Performance Evaluation

The paper presents the competitive performance of the model across a suite of standard benchmarks. In tasks such as Visual Grounding, the model achieves state-of-the-art results, notably in the RefCOCO, RefCOCO+, and RefCOCOg datasets. For more traditional language-related evaluations like VQAv2 (Visual Question Answering) and Image Captioning on the MSCOCO dataset, the model exhibits commendable efficacy, rivaling or often outperforming existing approaches that require larger training datasets.

Innovative Contributions

Among the novel contributions of this paper is the demonstration of multimodal curriculum learning, which provides a systematic pathway for efficiently incorporating multiple modalities into the training regimen.

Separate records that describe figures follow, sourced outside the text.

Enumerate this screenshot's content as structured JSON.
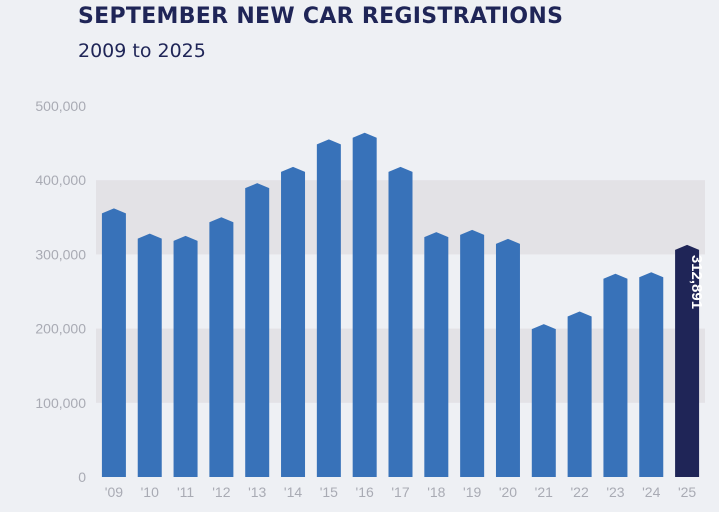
{
  "chart_data": {
    "type": "bar",
    "title": "SEPTEMBER NEW CAR REGISTRATIONS",
    "subtitle": "2009 to 2025",
    "categories": [
      "'09",
      "'10",
      "'11",
      "'12",
      "'13",
      "'14",
      "'15",
      "'16",
      "'17",
      "'18",
      "'19",
      "'20",
      "'21",
      "'22",
      "'23",
      "'24",
      "'25"
    ],
    "values": [
      362000,
      328000,
      325000,
      350000,
      396000,
      418000,
      455000,
      464000,
      418000,
      330000,
      333000,
      321000,
      206000,
      223000,
      274000,
      276000,
      312891
    ],
    "highlight": {
      "index": 16,
      "label": "312,891",
      "color": "#1f2557"
    },
    "bar_color": "#3872b9",
    "yticks": [
      0,
      100000,
      200000,
      300000,
      400000,
      500000
    ],
    "ytick_labels": [
      "0",
      "100,000",
      "200,000",
      "300,000",
      "400,000",
      "500,000"
    ],
    "ylim": [
      0,
      500000
    ],
    "shaded_bands": [
      [
        100000,
        200000
      ],
      [
        300000,
        400000
      ]
    ],
    "band_color": "#e3e2e6",
    "grid": false,
    "xlabel": "",
    "ylabel": ""
  }
}
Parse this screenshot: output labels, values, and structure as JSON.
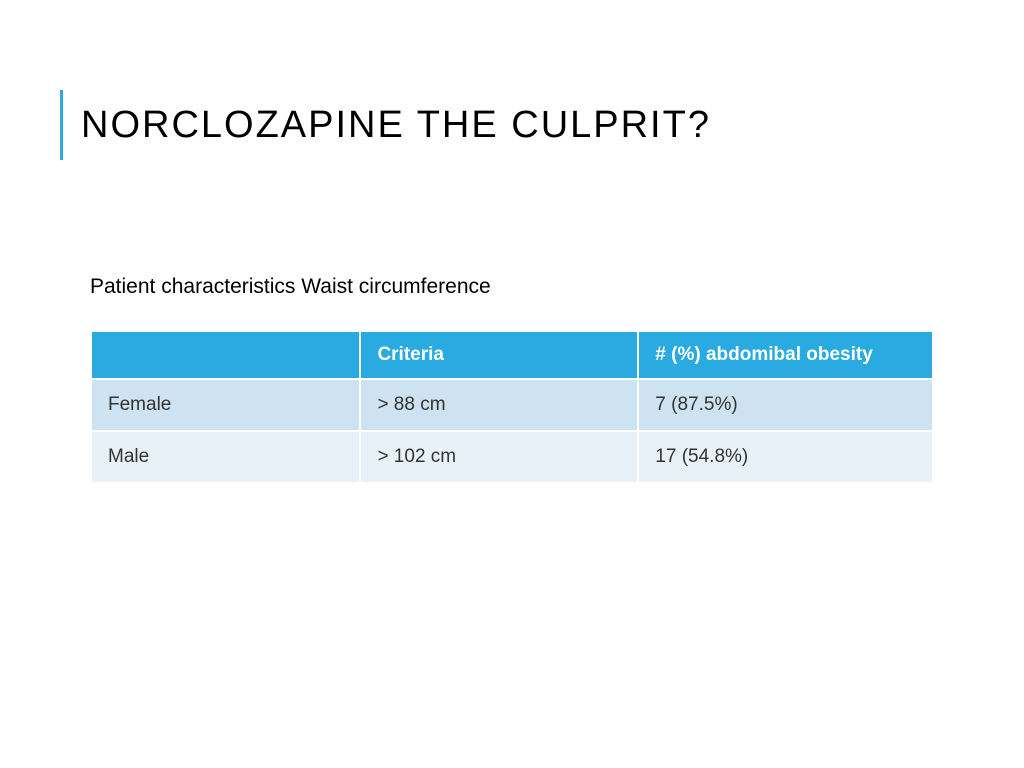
{
  "slide": {
    "title": "NORCLOZAPINE THE CULPRIT?",
    "subtitle": "Patient characteristics Waist circumference",
    "accent_color": "#29abe2",
    "background_color": "#ffffff",
    "title_fontsize": 38,
    "subtitle_fontsize": 21
  },
  "table": {
    "type": "table",
    "header_bg_color": "#29abe2",
    "header_text_color": "#ffffff",
    "row_even_bg": "#cde3f1",
    "row_odd_bg": "#e8f1f8",
    "cell_text_color": "#333333",
    "border_color": "#ffffff",
    "cell_fontsize": 19,
    "columns": [
      {
        "label": "",
        "width": "32%"
      },
      {
        "label": "Criteria",
        "width": "33%"
      },
      {
        "label": "# (%) abdomibal obesity",
        "width": "35%"
      }
    ],
    "rows": [
      {
        "category": "Female",
        "criteria": "> 88 cm",
        "obesity": "7 (87.5%)"
      },
      {
        "category": "Male",
        "criteria": "> 102 cm",
        "obesity": "17 (54.8%)"
      }
    ]
  }
}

This strategy involves incrementally introducing additional modalities to the training process so that the model does not burden computational resources with the requirement to handle all data at once. This approach not only curtails computational costs but also, as demonstrated in the results, can enhance model generalization to new or less familiar modalities.

Moreover, this paper addresses the potential of downstream task adaptation via a weight interpolation strategy, showcasing the ability to merge expertise from models fine-tuned on different tasks. This feature highlights the model’s versatility and capability for seamless task transfer, a critical aspect for developing adaptable AI systems capable of real-time learning and adaptation.

Implications and Future Directions

The implications of this research extend both practically and theoretically. Practically, it informs the development of generalist agents capable of performing diverse multimodal tasks—an encouraging step towards more sophisticated and versatile AI applications. Theoretically, it sparks discourse on the trade-offs between model size, efficiency, and performance, emphasizing the viability of streamlined models for robust task execution.

Future research directions suggested by the paper include scaling the model size while advancing the unification strategy to accommodate more complex data interactions and tasks. Additionally, reducing hallucinations and improving handling of complex instructions remain important challenges. Exploring more training techniques and curriculum strategies may further bolster generalization capabilities, especially in anticipated scenarios involving new or unobserved modalities.

In sum, this paper significantly advances the quest for a unified multimodal model, offering substantial insights into efficient training, effective integration of diverse data types, and dynamic task adaptability. It serves as a competent model for both academic inquiry and real-world application development in the domain of AI systems.